Everyone will be famous for 15 minutes.–Andy Warhol
The March issue of Interview magazine with Katy Perry on the cover has created a buzz in the music and fashion industries because of Katy Perry’s transformation from candy girl to a healthy Amy Winehouse lookalike.
Looks like Perry is extending her 15 minutes of fame and beyond by re-working her image and it’s working for her. What better time to revamp than after a nasty divorce. Russell Brand is probably kicking himself for not paying more attention to his young, beautiful, hugely successful wife.
Perry took no time, to pick herself up, dust herself off and move on. And what a good move.
It’s probably a good move for Interview magazine too. The magazine started by Andy Warhol in the ’70s will be flying off the stands. New media is great, but there are those occasions when you want a printed piece to frame and hang on the wall.
And this cover would be a great piece for that. It lends itself to all types of graphic treatments for wall decor as well as digital (I.e., wallpaper). I craved every issue of Interview magazine–had to have the moment it came out. Sometimes there were good reads, but it was always the cover that lured me to it. With the oversized format, they made perfect posters and were my favorite magazines to cut up and make collages out of. I couldn’t resist putting together a digital collage just for the heck of it.

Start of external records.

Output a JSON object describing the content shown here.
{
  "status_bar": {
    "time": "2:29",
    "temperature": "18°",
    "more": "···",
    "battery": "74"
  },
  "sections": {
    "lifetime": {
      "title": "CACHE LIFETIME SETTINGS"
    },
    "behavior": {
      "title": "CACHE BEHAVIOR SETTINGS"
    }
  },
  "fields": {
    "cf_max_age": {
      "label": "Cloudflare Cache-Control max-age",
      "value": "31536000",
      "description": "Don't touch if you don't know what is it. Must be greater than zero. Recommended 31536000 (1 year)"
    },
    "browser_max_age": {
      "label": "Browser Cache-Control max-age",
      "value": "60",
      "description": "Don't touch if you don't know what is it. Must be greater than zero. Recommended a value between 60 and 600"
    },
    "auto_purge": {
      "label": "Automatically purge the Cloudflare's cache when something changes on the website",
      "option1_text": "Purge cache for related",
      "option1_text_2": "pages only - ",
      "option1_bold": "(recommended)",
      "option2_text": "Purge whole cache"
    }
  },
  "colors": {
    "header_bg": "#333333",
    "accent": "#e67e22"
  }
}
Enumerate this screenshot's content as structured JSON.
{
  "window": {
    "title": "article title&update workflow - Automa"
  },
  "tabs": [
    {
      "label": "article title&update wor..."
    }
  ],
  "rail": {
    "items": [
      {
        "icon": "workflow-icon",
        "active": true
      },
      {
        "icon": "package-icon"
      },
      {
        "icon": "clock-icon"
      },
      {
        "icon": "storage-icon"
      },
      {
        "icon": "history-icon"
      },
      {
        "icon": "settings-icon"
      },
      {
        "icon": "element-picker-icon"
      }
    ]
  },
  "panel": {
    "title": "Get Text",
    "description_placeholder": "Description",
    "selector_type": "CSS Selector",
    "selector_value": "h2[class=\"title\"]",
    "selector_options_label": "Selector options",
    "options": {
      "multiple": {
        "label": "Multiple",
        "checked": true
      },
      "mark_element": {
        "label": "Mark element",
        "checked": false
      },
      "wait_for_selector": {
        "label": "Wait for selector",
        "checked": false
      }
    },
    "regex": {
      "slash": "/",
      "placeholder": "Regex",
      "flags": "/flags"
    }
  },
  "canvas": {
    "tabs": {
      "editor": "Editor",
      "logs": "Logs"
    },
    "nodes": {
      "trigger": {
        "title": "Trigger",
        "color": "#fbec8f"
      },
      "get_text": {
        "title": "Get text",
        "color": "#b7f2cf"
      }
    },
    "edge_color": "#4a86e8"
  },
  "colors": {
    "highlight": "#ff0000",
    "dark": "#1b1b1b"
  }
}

What I love about the cover and fashion spread inside is that it has Warhol’s influence all over it, that alone spells brilliance. The stark black and white, interesting angles, the seedy backdrops that make you wonder what Perry is really up to these days.
The great thing about Warhol’s work was whether you liked it or not you were drawn into his world like any good storyteller will do. And what a world it was–models, addicts, writers, artists, filmmakers, musicians, groupies. The stuff of legend. Even now people want to emulate “The Factory” in the most unlikely places. Alexa Prisco, the owner/stylist on E’s “The Glam Fairy” is modeling her Jersey salon after it and with her Jerseylicious sense of fashion combined with quirky creative and conceptual ideas, it makes sense somehow. Cutting-edge and Jersey don’t exactly go together, but don’t tell Alexa that.
Vogue was for the established elite, but Interview was for the counter-culture with Andy as the ringleader. Perry’s cover revives that era and speaks to a generation craving new ideas and a counter culture of call their own.
With so many magazines failing or competing for attention, it’s good to see one of my old fave’s resurrected. And Andy would be proud that the magazine he started sticks to his vision of cutting-edge ribaldry that invites you not only to look, but to think.